Friday, December 16, 2011

The cat and the cutie

kw: book reviews, mysteries, animal fiction

The prospect of a quarter million dollars' worth of vintage Barbie dolls going up in flames is rather daunting. It makes for a fitting climax to the current adventures of Temple Barr, PR maven and part-time (usually amateur) private investigator, and Midnight Louie, her black tomcat. The twenty-third Midnight Louie book is Cat in a Vegas Gold Vendetta by Carole Nelson Douglas. In this one, Ms Barr is actually hired as a PI, and clearing up one mystery unlocks a couple of others.

The mean streets of Las Vegas are no fitting environment when you are a petite five-foot-nothing, but in addition to Louie, Ms Barr has a current and a former fiancé (Matt and Max, respectively), and the six-foot policewoman C. R. Molina looking out for her. In spite of all that backup, she winds up facing a serial killer called BDK, for Barbie Doll Killer, alone.

The series is noted for complex plots and driving narrative. The books are hard to read in the day-to-day way to which I am accustomed; they demand to be read at a sitting. Well, one does what one must.

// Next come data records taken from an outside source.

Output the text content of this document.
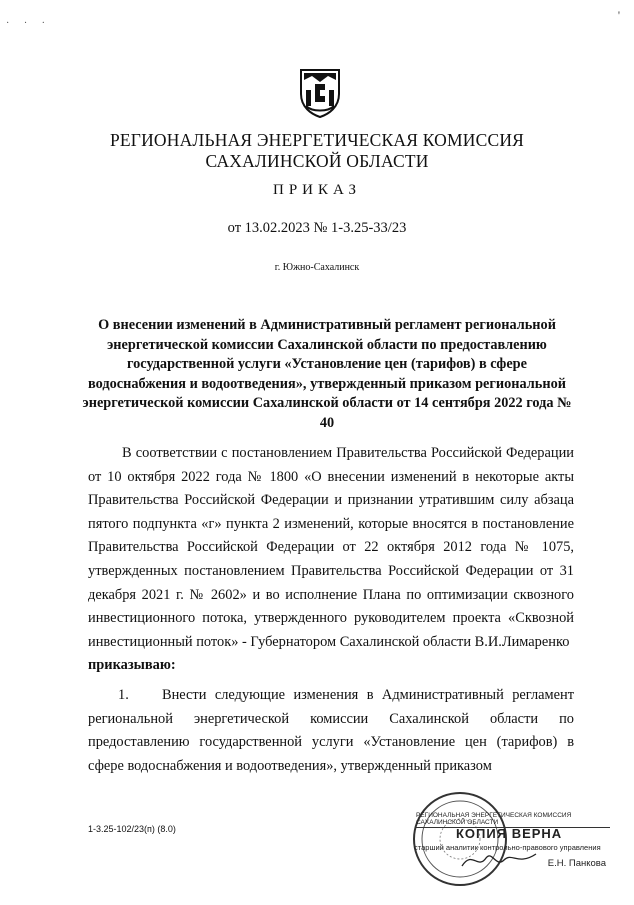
· · ·
'
РЕГИОНАЛЬНАЯ ЭНЕРГЕТИЧЕСКАЯ КОМИССИЯ
САХАЛИНСКОЙ ОБЛАСТИ
ПРИКАЗ
от 13.02.2023 № 1-3.25-33/23
г. Южно-Сахалинск
О внесении изменений в Административный регламент региональной энергетической комиссии Сахалинской области по предоставлению государственной услуги «Установление цен (тарифов) в сфере водоснабжения и водоотведения», утвержденный приказом региональной энергетической комиссии Сахалинской области от 14 сентября 2022 года № 40

В соответствии с постановлением Правительства Российской Федерации от 10 октября 2022 года № 1800 «О внесении изменений в некоторые акты Правительства Российской Федерации и признании утратившим силу абзаца пятого подпункта «г» пункта 2 изменений, которые вносятся в постановление Правительства Российской Федерации от 22 октября 2012 года № 1075, утвержденных постановлением Правительства Российской Федерации от 31 декабря 2021 г. № 2602» и во исполнение Плана по оптимизации сквозного инвестиционного потока, утвержденного руководителем проекта «Сквозной инвестиционный поток» - Губернатором Сахалинской области В.И.Лимаренко

приказываю:

1. Внести следующие изменения в Административный регламент региональной энергетической комиссии Сахалинской области по предоставлению государственной услуги «Установление цен (тарифов) в сфере водоснабжения и водоотведения», утвержденный приказом

1-3.25-102/23(п) (8.0)
РЕГИОНАЛЬНАЯ ЭНЕРГЕТИЧЕСКАЯ КОМИССИЯ САХАЛИНСКОЙ ОБЛАСТИ
КОПИЯ ВЕРНА
старший аналитик контрольно-правового управления
Е.Н. Панкова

I found myself comparing this series with my other favorite cat-mystery series, the Cat Who series by Lillian Jackson Braun (who passed away in June at the age of 97 and eleven months). Ms Braun's feline protagonist is Koko, a Siamese.
  • Louie narrates about every fourth chapter. Koko maintains catly dignified silence.
  • Louie knows what he is doing. Koko is an enigma; is he psychic as his owner sometimes thinks, or is he just doing ordinary catly things that are interpreted in all-too-human ways?
  • Ms Barr is clearly and explicitly active sexually, though she is serially monogamous. Koko's owner, James Qwilleran, has a romance going on in some of the novels, but its extent is kept mysterious.
  • Though in the crisis of each novel, Ms Barr is usually on her own, at least for critical moments, she is usually very social. Mr. Qwilleran tends to operate solo much more of the time.
  • The Louie novels have more sub-plots going on than the Cat Who novels.
As much as I enjoyed reading the book, it is too easy to give it all away (I already committed one partial spoiler). I'll content myself with reporting that the writing is solid, particularly the characterization and scene-setting.

A side element of the book is the issue of elderly persons with pets, who want to provide for them after their own demise. This is harder than you might imagine, and a closing epilog by the author gives good information on how to go about it.